The CGI studio model
As USS Voyager approached Borg space in season 3 of the series, it was clear they would run into their ships sooner or later as they would in "Unity". Since the visual effects of the series was already in the midst of the transition from traditional miniature photography to CGI, the decision was quickly made to make the Borg vessels CGI models. wbm The model was built at Foundation Imaging by Emile Edwin Smith, who based it on both the Next Generation and First Contact physical models, elaborating, "Well, when I built the new cube for Voyager I based everything off image maps and then modeled around them. To make it real simple I had an underlying cube that was mapped with an image. I then took the main image that I had created into modeller and started building on it. Basically it was large areas of chunkiness raised above the inner cube with many of the detailed areas of the map modeled on these areas.
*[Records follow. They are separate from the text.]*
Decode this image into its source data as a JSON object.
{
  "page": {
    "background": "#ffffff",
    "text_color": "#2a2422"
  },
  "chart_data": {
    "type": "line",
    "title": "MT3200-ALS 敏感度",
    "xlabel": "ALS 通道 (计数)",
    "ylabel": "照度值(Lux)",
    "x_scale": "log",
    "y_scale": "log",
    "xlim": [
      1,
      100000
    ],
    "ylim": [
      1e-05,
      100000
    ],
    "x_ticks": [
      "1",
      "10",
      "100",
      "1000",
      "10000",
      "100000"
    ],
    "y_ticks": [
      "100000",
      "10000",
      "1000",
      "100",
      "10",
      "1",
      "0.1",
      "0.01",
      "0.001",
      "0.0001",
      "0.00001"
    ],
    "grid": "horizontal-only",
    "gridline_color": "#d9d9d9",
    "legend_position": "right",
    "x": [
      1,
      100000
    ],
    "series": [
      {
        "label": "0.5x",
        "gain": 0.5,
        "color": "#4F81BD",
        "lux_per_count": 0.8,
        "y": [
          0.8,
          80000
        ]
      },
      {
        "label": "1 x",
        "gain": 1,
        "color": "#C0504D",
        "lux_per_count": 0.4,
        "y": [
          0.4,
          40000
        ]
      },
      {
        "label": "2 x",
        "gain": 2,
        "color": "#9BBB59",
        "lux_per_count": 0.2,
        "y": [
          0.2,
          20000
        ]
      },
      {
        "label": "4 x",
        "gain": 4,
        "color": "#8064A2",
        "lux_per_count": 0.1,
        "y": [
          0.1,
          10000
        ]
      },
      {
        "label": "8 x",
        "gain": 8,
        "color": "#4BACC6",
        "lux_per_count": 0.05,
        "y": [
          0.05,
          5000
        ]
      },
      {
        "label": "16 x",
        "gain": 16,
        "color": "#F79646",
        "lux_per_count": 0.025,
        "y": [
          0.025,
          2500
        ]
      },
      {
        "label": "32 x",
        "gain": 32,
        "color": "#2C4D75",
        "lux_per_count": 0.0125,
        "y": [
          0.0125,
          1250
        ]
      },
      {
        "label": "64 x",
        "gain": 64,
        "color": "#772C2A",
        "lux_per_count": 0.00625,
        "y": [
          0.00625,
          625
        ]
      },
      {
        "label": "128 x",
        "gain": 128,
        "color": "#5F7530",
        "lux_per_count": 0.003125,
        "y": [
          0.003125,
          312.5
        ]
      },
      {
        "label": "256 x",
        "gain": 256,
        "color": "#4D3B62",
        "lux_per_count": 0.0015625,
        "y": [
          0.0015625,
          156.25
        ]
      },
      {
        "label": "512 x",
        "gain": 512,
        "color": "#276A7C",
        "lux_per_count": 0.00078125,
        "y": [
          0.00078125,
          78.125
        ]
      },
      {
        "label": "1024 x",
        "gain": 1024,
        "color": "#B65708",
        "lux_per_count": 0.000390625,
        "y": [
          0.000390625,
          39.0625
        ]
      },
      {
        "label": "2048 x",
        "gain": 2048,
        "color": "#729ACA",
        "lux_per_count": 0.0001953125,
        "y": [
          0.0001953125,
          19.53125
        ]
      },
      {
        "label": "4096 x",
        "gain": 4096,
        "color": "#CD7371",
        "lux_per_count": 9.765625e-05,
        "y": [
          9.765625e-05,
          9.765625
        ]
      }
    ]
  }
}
I also interconnected the pieces with tubes and added edge pieces to make it look more dimensional and 3d on the edges."  Making its debut in "Unity", this model was used in every subsequent episode the cube made an appearance in, though some stock footage taken from the First Contact model was also used, as Smith has stated, "In the episode Unity, I built the Borg ship, and we animated 90% of all the visual effects, the other 10% were stock model shots. Of course this varies with each episode, some we do no work on, but that is typical..."
Annika's toy model
On one occasion a Borg cube appeared that did not represent a real in-universe vessel, but rather a model. It was the model Annika Hansen played with in Voyager's season 5 Borg-heavy episode "Dark Frontier". Berated by her father, Magnus Hansen, who admonished his daughter that it was not a toy, young Annika nevertheless used it as such. The model used in the episode actually was a commercially-available toy, the 1994 Borg cube from Playmates Toys, No.6158, which was (loosely) modeled after the television model and which as merchandise featured engines, tractor beam, laser cannon sounds, and a light-up interior.